The Observer Magazine cover story of 12 May 1968 by Katharine Whitehorn, who died earlier this month aged 92, was typically forthright, witty and wise (‘Social bloomers and how to get out of them’).
Billed as ‘the guide you actually need to the present-day comedy of manners’, Whitehorn opened with some of her own social solecisms with comic candour: ‘I speak as one who first went into a smart hairdresser and knelt at the backwash.’
‘Time was when you were supposed to know what to do,’ wrote Whitehorn. ‘Now things are different. Not because there are not social distinctions, but because there are far more of them… the essential difference is that it is now all right to ask.’
So… how to get rid of people at parties – ‘Empty all the ashtrays in a pointed manner; stay standing.’ (Much easier now to affect a dodgy wifi connection on Zoom.) And what if you’ve forgotten your guests’ names? ‘You can say: “Introduce yourselves, I can smell something burning,” and dash.’

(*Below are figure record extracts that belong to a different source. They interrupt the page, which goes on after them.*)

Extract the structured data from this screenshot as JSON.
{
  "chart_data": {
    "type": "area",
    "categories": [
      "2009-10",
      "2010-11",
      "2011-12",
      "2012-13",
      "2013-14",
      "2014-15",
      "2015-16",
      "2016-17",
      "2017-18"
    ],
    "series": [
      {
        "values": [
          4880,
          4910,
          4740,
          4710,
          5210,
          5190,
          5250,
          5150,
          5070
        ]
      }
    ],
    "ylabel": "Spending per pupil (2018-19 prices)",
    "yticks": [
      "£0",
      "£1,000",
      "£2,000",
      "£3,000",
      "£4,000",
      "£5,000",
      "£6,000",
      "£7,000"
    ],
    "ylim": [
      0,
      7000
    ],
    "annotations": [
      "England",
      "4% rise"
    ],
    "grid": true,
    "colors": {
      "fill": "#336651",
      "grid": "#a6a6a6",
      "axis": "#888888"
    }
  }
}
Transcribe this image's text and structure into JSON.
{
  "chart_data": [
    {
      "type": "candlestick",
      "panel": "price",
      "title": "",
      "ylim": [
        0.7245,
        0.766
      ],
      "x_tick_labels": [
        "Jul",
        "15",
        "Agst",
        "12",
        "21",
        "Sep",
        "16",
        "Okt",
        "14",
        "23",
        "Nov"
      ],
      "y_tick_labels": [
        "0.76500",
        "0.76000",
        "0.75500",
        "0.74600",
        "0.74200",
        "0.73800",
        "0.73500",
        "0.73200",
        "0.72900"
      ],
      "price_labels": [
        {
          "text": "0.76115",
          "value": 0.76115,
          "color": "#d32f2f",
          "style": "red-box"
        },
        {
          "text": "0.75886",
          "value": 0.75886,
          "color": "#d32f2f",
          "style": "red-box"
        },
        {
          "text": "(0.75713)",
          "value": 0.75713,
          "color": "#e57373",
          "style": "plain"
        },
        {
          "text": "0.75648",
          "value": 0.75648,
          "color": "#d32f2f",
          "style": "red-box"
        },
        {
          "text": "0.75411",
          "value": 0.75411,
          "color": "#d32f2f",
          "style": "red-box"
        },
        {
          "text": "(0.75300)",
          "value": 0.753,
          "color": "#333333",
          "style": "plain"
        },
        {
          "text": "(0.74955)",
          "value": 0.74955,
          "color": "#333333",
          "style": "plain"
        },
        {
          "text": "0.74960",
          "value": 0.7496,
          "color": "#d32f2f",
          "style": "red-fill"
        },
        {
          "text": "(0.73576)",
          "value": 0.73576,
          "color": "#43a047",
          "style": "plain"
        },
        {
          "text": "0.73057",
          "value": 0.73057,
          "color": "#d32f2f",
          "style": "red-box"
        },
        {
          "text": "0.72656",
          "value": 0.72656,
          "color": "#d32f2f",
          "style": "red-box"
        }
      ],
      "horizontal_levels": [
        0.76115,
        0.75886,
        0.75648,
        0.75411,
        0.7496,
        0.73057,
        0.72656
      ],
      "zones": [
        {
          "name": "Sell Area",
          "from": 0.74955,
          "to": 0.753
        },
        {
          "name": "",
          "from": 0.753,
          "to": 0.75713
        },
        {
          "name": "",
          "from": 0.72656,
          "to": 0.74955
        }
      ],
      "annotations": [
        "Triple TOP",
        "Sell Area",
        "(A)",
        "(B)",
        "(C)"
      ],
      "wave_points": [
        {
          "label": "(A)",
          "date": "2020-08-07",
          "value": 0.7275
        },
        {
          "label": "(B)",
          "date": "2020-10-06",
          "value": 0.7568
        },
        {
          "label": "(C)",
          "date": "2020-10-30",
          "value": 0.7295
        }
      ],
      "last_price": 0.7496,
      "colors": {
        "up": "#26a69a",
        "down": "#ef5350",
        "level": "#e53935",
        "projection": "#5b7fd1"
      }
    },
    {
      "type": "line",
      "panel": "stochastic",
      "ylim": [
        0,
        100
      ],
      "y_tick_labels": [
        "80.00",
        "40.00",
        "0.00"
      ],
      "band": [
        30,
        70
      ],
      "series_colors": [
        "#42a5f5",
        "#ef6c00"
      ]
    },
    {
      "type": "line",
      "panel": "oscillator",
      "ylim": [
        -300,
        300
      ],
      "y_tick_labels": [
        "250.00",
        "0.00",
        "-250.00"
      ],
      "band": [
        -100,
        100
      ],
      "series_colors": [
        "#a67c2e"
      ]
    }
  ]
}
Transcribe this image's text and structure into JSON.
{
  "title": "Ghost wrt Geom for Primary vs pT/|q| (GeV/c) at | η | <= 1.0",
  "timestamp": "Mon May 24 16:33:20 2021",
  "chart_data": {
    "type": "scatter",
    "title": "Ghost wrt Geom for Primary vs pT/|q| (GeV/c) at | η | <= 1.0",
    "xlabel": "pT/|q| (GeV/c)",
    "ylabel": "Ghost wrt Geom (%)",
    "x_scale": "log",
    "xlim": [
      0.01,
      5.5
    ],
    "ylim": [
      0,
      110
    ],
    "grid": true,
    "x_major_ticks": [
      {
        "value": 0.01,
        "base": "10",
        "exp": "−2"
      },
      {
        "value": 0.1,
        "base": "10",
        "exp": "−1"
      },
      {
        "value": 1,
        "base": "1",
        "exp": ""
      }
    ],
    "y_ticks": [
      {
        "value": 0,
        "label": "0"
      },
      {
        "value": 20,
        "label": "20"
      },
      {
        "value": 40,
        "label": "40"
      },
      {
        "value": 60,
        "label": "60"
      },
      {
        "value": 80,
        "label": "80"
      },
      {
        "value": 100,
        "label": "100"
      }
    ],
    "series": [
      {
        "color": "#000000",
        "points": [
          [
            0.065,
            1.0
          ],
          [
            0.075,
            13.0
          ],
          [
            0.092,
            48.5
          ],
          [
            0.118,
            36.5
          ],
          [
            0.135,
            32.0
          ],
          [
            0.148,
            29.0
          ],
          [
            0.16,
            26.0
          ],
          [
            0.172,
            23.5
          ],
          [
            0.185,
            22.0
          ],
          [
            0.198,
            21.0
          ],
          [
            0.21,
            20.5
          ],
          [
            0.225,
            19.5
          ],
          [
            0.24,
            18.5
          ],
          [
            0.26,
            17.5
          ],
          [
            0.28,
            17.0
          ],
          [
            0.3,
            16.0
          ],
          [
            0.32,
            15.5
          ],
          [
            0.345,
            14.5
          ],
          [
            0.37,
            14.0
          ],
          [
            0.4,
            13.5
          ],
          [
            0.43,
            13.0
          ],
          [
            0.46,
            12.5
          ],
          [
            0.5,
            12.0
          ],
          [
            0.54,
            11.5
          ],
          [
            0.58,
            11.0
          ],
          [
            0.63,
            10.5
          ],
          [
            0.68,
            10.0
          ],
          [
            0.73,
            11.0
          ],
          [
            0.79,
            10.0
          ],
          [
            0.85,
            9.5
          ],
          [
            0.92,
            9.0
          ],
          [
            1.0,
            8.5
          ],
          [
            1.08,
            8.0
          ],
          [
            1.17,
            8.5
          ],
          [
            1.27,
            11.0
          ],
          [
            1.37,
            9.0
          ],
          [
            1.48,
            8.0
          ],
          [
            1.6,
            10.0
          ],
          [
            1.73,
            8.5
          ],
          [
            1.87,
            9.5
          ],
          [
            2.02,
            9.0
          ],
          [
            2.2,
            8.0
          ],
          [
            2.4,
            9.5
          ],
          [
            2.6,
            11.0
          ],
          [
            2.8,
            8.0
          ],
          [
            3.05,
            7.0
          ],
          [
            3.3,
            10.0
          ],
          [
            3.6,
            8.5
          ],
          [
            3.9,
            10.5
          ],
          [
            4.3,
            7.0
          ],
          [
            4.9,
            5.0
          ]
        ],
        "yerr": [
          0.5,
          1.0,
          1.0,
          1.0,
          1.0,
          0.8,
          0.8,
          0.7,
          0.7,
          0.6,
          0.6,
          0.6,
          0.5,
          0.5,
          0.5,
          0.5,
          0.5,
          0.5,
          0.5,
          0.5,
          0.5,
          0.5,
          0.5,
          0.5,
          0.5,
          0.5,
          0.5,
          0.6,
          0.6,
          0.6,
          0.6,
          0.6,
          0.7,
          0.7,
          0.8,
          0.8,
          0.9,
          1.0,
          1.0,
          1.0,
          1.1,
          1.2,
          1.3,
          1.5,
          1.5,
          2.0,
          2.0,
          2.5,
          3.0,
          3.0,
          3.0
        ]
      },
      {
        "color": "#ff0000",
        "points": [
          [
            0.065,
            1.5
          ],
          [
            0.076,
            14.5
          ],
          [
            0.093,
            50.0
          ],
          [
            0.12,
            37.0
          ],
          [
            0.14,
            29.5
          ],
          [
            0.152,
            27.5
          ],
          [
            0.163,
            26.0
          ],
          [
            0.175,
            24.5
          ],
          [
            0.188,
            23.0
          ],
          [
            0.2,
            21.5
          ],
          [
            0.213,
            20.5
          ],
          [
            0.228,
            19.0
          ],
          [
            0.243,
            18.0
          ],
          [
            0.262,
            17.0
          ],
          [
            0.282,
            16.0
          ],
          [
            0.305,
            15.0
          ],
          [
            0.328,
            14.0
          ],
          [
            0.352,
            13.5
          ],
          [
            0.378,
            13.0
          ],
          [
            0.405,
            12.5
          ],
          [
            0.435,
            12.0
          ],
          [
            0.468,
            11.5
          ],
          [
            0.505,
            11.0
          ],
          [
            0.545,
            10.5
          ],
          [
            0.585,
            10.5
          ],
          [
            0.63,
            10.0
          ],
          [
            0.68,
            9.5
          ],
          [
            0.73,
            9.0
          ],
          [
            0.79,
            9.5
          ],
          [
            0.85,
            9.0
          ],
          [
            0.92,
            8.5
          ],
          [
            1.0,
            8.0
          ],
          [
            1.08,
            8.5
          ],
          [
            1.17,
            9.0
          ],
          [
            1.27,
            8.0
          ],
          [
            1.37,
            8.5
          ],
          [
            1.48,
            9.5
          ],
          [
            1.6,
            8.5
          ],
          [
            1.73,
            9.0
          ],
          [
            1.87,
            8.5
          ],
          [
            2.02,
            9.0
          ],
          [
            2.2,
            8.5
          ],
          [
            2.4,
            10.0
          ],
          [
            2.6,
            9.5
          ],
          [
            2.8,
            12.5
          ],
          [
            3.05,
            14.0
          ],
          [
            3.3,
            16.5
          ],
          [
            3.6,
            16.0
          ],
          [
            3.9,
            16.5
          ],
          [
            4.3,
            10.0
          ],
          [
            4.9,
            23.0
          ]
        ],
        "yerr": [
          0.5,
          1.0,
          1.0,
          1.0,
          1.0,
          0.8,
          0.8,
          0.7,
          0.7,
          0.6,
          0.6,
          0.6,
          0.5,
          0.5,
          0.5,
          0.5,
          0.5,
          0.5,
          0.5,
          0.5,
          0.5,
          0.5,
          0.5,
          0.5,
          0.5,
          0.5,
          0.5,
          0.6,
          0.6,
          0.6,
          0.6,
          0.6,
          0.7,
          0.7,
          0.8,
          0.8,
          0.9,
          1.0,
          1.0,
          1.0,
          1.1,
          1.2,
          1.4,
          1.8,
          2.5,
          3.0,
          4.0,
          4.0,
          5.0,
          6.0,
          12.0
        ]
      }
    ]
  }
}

Whitehorn’s list of the dullest subjects in the world (and ones that should be ‘strictly rationed to two sentences on each’) still seems spot on: ‘Cars, children, taxes, any sport, my pet, why my life is so much more awful than anyone else’s’.
‘We fall over ourselves,’ she argued, ‘trying to be cleaner, smoother, better dressed, better read, richer and more suitably brought up than the next person, and the exact opposite is what endears us to other people.’
If you’re wondering about that cover picture and what to do if your pants fall down (did that used to be a thing?), here is Whitehorn’s solution: ‘Grip your arms to your sides and make for the Ladies. If they actually descend, it depends where you are… if concealment is hopeless, look down and say: “You can’t rely on anything these days,” and calmly pick them up.’ Now that is some serious sangfroid.